Do You Have Mild, Low-Grade Depression?

How to Diagnose Persistent Depressive Disorder, or Dysthymia

Depressed man with drink
Getty Images/Chris Schmidt

Sometimes, when people experience mild, low-grade depression, they may not even realize they are depressed. In fact, their chronic feelings of sadness and low mood may have been around for so long that it simply feels normal to them.

However, it is not normal to go through life feeling unhappy all of the time. Everyone will experience periodic feelings of depression in response to sad or very stressful life events.

But constantly feeling bad does not have to be the story of your life.​​

Symptoms of Chronic Low-Grade Depression

Chronic low-grade depression is a symptom of a condition called dysthymic disorder, or dysthymia. Another name for this mood disorder is Persistent Depressive Disorder (PDD). While it was previously listed separately from chronic major depression, they are now combined as there is no scientifically meaningful difference between them.

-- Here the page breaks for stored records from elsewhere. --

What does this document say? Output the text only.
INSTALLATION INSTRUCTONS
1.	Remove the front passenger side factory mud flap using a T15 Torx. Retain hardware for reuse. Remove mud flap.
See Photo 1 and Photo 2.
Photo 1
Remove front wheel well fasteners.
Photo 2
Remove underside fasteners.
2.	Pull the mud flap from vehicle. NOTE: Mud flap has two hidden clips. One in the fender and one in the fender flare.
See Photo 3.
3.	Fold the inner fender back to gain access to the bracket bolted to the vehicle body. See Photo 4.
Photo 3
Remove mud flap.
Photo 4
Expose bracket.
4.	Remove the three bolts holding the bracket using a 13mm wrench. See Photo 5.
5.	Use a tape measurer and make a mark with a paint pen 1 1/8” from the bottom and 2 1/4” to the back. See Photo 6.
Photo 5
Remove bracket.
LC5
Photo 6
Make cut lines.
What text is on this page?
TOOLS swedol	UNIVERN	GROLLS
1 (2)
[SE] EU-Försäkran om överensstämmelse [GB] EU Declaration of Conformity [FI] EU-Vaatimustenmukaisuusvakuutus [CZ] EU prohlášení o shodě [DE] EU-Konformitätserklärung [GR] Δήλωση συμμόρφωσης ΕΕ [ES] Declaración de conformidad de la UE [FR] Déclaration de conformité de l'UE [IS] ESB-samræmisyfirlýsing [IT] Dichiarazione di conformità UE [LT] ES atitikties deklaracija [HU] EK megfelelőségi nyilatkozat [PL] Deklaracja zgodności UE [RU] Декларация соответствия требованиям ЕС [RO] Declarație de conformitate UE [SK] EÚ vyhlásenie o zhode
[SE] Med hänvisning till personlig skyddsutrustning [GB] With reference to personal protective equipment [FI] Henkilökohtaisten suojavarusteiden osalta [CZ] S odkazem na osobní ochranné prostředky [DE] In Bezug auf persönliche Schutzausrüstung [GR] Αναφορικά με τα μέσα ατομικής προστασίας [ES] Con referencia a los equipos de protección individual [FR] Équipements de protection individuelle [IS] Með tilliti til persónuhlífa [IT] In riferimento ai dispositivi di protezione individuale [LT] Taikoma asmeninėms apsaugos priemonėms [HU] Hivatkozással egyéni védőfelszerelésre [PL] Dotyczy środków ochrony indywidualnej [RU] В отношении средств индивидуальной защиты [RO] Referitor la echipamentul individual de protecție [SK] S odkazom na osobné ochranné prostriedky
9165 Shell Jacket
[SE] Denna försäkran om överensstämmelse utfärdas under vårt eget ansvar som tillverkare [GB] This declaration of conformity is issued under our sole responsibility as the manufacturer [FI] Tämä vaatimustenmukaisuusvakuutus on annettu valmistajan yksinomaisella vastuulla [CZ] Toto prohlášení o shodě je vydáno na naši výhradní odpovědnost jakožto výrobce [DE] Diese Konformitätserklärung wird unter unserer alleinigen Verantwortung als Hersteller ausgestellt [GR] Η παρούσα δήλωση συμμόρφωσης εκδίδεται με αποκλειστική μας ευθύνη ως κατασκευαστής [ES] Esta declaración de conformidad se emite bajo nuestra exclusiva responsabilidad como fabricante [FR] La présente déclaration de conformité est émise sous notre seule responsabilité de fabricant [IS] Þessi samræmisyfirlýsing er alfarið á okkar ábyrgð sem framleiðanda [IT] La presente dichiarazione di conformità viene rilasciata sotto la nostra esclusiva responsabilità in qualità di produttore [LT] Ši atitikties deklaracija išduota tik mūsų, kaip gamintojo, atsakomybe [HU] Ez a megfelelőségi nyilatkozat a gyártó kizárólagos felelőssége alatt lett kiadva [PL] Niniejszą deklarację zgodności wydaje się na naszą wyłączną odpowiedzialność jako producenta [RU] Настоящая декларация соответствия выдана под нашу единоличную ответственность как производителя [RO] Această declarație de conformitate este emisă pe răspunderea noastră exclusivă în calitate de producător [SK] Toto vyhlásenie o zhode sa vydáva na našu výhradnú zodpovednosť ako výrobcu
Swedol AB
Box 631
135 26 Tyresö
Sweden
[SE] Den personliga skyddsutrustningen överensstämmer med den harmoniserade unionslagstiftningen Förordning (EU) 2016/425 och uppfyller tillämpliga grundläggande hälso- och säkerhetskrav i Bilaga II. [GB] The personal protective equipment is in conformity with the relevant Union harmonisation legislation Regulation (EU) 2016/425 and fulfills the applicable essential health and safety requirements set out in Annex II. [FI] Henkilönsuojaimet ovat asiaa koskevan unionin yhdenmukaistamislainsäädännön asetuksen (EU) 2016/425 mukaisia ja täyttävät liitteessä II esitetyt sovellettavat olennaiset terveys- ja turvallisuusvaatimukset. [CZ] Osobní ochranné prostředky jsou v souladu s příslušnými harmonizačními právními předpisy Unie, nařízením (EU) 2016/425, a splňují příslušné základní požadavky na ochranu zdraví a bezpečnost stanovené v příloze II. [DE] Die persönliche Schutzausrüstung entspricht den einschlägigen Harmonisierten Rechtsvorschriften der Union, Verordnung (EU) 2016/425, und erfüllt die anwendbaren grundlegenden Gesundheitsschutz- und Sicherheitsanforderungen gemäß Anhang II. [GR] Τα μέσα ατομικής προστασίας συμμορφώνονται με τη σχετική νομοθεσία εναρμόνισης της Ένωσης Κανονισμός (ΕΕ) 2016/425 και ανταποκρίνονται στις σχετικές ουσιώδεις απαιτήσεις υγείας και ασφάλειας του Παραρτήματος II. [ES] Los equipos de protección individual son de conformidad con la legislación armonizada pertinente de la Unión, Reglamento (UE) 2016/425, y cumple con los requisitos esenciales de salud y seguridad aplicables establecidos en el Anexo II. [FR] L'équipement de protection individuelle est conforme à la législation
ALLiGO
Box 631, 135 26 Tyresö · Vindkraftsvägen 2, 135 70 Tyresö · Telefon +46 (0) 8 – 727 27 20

The signs and symptoms of dysthymic disorder are very similar to major depressive disorder, except that they tend to be milder and they are chronic in nature. These may include:

  • Sadness or depression
  • No longer enjoying things that used to bring pleasure
  • Changes in weight or appetite
  • Sleep problems
  • Restlessness
  • Low energy
  • Fatigue
  • Feelings of hopelessness, worthlessness, or guilt
  • Problems with concentration or decision-making
  • Thoughts of death or suicide

Causes

As with major depressive disorder, dysthymic disorder is believed to be a multifactorial condition.

It appears to be caused by a combination of genetic susceptibility, biochemical imbalance, life stress, and environmental circumstances.

In about three-quarters of patients with dysthymia, it is difficult to tease out just what the primary cause of the disorder is, as these patients tend to have other complicating factors, such as chronic illness, another psychiatric disorder, or substance abuse.

In these cases, it becomes very difficult to say whether the depression would exist independently of the other condition. In addition, these comorbid conditions often create a vicious cycle wherein each illness makes the other more difficult to treat.

Diagnosis

Like other forms of depression, there isn't really a blood test or brain scan that can be used to make a diagnosis of dysthymic disorder. Instead, doctors must go by the signs that they can observe, as well as any symptoms patients report to them. They then seek to see if their patient's symptoms fit into a pattern laid out by the "Diagnostic and Statistical Manual of Mental Disorders (DSM)," which is a guidebook for diagnosing mental disorders such as depression.

In the case of dysthymic disorder, doctors check to see if the symptoms listed above have been present for an extended period of time. In addition, they consider whether the severity of the symptoms is less than what a patient might experience with a major depressive disorder.

Your doctor will also try to rule out any possible medical conditions, such as hypothyroidism, which might be causing your chronic mild depression. Blood and urine tests may be done to look for these conditions.

Other factors a doctor will consider when making a diagnosis include your medical history and whether or not there is any history of depression among your close relatives.

Treatment

Dysthymic disorder responds to the same treatments that are used to treat major depressive disorder.  Antidepressant medications are generally prescribed, with selective serotonin reuptake inhibitors (SSRIs) being a popular choice. In addition, talk therapy such as psychotherapy or cognitive behavioral therapy can often be quite helpful for those with dysthymic disorder. You'll have to work with your mental health care provider to develop a treatment plan that's most appropriate for you.

Self-care may help improve your symptoms:

  • Be sure to get enough sleep and ensure you have a sleeping environment that supports good rest.
  • Eat a healthy diet high in nutrition.
  • Avoid alcohol and illegal drugs.
  • Exercise regularly. Aim for 30 minutes of moderately-intense exercise most days of the week, and vigorous exercise if you are able to do so.
  • Find things to do that you enjoy.
  • Seek out people for friends who are positive and who show that they care about you.
  • Be sure that you are taking all of your medications correctly, and be sure to tell your doctor about any supplements or herbal medications you are taking.

If you note that your depression is getting worse, seek help. PDD increases the risk of suicide.

Sources:

American Psychiatric Association. Persistent depressive disorder (dysthymia). Diagnostic and Statistical Manual of Mental Disorders 5th ed. Arlington, VA: American Psychiatric Publishing, 2013;168-171.